そう思いつつも、言われた通りに道を進む。
「これかあ、ティランの冒険者ギルド。」
そういえば盗賊置いてきたままじゃん。
…知ーらないっと。
私は何もしてないし、盗賊なんて全くもって知りませんよ?
盗賊のことを思い出して不安になりながら扉を開けると、一瞬視線がこっちに向く。
それは全部、同じ方向からだった。
ギルド内にいた冒険者は全員同じところにいて話をしていた。
「……あの、何してるんですか皆さん。」
私の震えた声がギルド内に響き渡る。
「女の子……我がギルドに、何か御用が?」
受付の男性が、何かぼそっと呟いた後にそう問いかけてくる。
「いや、別に……ただ顔を出しただけです。」
「あ、はい。」
また静寂が戻る。
「何を話してたんですか?集まってましたし。」
「水竜のことだ。」
集まりの中心のあたりから、頭角を現した図体のかなりでかい男が出てくる。
何持ってるの?武器、大剣では無い……巨大な投擲具?よく分からないね。
「最近、海辺に水竜が現れたんだよ。

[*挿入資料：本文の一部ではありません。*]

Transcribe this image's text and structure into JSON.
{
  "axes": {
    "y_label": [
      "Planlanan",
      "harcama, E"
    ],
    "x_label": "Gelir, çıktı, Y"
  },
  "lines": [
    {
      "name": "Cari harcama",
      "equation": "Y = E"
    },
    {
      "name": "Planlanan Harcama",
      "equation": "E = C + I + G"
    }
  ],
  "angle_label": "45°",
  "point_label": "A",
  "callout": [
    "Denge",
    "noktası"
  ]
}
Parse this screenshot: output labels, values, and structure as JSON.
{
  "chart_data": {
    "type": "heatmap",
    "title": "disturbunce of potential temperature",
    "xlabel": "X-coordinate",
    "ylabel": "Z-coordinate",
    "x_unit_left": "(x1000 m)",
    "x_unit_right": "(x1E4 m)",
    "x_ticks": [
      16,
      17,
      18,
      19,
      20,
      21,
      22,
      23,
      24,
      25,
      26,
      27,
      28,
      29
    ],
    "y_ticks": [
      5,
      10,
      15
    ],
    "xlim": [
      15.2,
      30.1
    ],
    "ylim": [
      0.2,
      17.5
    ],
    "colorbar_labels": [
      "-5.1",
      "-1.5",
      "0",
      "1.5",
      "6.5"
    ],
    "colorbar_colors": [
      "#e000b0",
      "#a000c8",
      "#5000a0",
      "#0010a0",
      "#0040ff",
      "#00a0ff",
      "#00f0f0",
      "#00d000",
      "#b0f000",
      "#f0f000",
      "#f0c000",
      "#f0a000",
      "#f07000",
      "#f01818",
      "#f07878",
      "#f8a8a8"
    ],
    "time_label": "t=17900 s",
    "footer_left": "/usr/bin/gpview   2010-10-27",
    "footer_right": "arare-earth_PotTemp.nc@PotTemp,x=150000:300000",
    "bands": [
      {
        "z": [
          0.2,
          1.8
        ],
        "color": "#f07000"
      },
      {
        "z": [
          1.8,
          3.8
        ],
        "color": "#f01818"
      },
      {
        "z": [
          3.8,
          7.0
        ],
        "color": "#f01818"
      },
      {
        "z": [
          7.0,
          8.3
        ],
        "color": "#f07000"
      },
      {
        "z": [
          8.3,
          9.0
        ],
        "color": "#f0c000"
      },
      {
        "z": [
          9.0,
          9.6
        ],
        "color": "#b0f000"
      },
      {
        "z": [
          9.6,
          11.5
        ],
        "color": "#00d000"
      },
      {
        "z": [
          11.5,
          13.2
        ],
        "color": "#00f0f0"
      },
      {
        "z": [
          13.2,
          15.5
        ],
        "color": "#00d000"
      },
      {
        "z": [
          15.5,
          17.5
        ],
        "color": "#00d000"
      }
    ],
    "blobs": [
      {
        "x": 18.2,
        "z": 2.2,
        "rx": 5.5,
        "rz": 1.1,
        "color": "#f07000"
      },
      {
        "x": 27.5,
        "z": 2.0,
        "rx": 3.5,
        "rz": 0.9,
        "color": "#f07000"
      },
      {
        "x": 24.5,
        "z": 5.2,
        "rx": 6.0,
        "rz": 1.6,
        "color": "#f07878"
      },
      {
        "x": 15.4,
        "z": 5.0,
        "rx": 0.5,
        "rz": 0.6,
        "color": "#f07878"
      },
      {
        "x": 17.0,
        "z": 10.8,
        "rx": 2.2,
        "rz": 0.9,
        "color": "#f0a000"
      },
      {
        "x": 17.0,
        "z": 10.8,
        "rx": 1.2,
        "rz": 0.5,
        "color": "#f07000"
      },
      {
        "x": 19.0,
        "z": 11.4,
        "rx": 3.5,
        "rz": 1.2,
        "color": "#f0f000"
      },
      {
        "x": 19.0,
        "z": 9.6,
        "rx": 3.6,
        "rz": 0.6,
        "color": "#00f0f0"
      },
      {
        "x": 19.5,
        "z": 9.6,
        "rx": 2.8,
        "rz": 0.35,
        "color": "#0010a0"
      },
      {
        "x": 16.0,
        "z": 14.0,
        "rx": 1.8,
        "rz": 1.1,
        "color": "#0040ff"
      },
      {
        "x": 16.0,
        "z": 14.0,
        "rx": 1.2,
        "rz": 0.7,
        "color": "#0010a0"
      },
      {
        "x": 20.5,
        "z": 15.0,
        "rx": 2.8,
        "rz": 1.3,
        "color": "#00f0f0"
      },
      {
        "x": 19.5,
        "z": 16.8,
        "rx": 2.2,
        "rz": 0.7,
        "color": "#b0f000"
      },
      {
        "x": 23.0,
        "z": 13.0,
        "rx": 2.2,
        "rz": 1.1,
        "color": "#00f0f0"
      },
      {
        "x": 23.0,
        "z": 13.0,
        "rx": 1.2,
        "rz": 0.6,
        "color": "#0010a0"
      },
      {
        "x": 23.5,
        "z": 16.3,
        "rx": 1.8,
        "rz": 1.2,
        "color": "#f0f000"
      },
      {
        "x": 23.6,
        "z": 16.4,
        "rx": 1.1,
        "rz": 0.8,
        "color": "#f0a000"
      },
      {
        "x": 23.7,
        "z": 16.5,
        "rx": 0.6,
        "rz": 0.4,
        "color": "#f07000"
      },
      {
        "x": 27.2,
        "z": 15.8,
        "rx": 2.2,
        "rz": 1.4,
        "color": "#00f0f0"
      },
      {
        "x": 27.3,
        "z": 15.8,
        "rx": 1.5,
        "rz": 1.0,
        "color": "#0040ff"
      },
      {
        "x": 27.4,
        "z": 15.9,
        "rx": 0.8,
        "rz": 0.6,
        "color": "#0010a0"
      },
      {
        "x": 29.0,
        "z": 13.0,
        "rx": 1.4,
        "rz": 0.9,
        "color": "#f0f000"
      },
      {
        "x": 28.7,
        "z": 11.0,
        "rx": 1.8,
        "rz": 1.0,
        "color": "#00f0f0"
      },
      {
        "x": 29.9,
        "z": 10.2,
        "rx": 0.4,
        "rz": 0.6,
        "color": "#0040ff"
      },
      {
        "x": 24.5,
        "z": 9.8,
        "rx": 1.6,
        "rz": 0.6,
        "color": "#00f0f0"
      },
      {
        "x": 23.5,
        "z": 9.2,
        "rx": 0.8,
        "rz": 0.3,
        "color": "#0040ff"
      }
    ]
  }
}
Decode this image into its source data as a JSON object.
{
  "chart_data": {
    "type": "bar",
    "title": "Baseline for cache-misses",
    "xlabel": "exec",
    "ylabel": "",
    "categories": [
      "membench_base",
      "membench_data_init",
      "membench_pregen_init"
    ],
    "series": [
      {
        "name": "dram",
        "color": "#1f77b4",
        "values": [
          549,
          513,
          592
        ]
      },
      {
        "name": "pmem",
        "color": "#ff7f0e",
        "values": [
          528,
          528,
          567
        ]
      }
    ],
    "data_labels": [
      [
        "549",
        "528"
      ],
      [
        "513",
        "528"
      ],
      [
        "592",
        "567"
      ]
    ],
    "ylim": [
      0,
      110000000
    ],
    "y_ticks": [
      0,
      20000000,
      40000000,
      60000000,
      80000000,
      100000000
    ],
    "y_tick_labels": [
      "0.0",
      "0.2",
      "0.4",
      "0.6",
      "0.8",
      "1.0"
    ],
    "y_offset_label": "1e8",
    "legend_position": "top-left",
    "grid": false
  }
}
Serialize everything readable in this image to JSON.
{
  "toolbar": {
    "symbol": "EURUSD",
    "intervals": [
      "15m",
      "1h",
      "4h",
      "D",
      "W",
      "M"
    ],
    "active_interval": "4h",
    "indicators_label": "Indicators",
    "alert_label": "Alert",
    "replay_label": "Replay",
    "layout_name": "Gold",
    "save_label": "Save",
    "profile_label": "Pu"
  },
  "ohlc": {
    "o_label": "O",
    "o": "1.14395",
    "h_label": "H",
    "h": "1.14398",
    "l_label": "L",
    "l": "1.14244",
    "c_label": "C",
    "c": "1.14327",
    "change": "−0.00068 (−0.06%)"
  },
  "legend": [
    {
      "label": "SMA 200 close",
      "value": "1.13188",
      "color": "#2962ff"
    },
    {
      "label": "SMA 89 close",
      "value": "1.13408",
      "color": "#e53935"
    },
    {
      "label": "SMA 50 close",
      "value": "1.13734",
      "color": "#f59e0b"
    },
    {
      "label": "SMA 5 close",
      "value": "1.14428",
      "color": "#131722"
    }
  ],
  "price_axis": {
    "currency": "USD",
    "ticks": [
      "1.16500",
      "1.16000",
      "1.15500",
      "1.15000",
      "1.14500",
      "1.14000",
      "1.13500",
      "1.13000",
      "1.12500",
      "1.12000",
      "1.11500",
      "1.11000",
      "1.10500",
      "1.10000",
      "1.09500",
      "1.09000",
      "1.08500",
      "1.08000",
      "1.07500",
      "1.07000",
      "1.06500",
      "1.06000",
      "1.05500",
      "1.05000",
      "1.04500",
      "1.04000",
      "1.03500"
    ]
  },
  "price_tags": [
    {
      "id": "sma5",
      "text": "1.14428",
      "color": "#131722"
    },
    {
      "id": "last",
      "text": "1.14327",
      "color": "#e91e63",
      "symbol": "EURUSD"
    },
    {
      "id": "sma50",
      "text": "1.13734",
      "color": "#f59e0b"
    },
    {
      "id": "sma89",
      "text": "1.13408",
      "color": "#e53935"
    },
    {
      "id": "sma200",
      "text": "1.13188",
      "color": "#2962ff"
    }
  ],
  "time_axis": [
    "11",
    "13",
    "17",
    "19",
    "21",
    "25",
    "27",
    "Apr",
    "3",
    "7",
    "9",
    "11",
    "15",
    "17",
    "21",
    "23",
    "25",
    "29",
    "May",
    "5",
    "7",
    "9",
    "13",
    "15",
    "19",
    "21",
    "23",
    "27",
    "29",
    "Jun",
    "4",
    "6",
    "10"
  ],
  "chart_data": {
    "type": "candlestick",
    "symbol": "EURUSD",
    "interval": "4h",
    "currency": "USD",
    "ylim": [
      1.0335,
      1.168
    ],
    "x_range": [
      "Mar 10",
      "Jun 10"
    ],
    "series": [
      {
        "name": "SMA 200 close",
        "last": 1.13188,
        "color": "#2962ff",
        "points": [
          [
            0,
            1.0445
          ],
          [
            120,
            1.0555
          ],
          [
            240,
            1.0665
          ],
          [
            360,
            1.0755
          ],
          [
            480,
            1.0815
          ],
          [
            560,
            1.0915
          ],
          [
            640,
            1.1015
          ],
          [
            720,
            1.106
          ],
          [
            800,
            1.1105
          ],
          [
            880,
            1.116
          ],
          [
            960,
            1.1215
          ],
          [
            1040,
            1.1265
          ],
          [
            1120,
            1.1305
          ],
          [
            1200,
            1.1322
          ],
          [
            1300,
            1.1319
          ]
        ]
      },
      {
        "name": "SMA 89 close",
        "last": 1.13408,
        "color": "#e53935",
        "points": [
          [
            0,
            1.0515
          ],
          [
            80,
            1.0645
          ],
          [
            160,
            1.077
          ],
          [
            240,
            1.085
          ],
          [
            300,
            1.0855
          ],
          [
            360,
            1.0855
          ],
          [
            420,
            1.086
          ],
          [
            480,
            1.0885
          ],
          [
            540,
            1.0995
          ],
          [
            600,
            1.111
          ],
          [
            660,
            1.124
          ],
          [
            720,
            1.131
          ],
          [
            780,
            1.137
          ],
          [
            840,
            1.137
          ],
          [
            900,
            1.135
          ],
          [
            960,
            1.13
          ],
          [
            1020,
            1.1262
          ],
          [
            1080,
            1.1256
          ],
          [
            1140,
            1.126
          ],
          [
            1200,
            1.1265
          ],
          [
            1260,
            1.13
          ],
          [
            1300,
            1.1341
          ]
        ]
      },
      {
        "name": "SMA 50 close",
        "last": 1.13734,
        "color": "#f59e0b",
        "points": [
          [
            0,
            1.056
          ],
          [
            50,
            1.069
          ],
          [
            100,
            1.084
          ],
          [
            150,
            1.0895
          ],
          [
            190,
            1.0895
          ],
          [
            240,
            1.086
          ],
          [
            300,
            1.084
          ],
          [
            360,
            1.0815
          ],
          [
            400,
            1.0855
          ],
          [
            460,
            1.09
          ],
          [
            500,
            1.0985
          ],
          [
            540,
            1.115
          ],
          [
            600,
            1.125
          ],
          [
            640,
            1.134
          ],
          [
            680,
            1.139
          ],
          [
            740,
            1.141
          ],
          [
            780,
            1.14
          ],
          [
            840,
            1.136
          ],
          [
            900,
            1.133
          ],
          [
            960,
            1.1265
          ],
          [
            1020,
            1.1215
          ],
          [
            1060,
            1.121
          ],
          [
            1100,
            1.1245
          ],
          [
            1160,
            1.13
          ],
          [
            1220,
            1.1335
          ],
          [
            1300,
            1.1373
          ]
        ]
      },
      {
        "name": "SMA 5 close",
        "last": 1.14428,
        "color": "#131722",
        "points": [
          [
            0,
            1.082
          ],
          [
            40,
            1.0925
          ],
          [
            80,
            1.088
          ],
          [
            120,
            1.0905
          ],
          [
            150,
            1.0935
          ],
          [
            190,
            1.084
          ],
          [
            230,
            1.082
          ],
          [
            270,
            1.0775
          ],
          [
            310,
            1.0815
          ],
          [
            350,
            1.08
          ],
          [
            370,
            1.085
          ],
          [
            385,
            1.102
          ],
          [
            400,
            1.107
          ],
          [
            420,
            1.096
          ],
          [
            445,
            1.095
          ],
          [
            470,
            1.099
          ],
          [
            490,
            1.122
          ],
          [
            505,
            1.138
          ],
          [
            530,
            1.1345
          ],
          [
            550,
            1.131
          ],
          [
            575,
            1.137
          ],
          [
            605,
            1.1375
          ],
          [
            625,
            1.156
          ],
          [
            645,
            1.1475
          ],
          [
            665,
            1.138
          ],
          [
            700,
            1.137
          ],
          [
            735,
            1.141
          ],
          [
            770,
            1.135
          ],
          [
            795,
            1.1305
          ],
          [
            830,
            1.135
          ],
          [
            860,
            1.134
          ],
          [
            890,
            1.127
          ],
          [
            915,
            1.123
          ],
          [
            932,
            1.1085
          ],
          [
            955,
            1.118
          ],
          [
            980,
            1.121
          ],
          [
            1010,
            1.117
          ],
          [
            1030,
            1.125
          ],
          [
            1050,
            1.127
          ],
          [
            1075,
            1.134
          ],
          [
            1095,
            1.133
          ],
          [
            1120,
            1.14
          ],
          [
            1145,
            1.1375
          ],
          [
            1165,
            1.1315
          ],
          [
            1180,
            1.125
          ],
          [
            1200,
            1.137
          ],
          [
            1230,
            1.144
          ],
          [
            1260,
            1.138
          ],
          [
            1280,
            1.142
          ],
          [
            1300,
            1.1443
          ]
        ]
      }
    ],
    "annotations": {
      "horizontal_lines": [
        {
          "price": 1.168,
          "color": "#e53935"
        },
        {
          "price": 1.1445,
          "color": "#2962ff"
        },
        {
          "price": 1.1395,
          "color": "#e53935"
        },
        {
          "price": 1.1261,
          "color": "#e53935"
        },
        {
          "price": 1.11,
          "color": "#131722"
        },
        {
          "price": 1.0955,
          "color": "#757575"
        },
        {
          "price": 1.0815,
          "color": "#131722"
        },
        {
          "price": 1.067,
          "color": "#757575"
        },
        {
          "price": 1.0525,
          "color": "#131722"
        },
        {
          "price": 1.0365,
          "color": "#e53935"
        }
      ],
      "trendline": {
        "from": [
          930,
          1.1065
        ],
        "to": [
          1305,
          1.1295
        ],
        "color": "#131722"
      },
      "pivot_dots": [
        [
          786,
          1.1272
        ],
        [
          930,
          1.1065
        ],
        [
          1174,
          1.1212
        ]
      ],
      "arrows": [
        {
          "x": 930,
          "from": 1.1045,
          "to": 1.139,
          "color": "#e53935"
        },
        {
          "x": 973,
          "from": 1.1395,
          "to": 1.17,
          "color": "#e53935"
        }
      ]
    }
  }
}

」
その隣にいた同じパーティー?の男性が説明を始める。
「そこに更に魔物の量が多くなったことで、魚を取りに漁に出るのが難しくなりつつあるんだ。」
「水竜……」
「そうです。だから海上戦が出来る冒険者を集めているんですけど、なかなか集まらなくてね。」
水竜ってあれだよね。海とかににいる竜だよね。龍の弱い版?的なやつ。
気になる……討伐の日時とかの問題が合ったら、受けてみようかな?
「その依頼、受けたいんですけど。」
「あぁそうだ。君はそのまま帰り……は?」
まぁそこからなんとか、無理矢理依頼見学という形で行かせてもらえることになった。2日後に海に集合とのことで、楽しみになってきた。
水竜戦のために、ステッキ強化しないとね。
その日は適当にぶらっと街を歩き、夕方になってから帰った。
そこには、フィリオがいた。
そういえば、2日後にはフィリオのお父さんの誕生日なんだった。
そのままスルーしようとしたのに、ぐちぐちと文句を言われてしまった。
そこまで言わなくてもいいじゃん。
———————————————————————
そうです。忘れていたのはステッキの機能です。
バカですね、ソラ。
ステッキ変換はめっちゃ使えそうですね。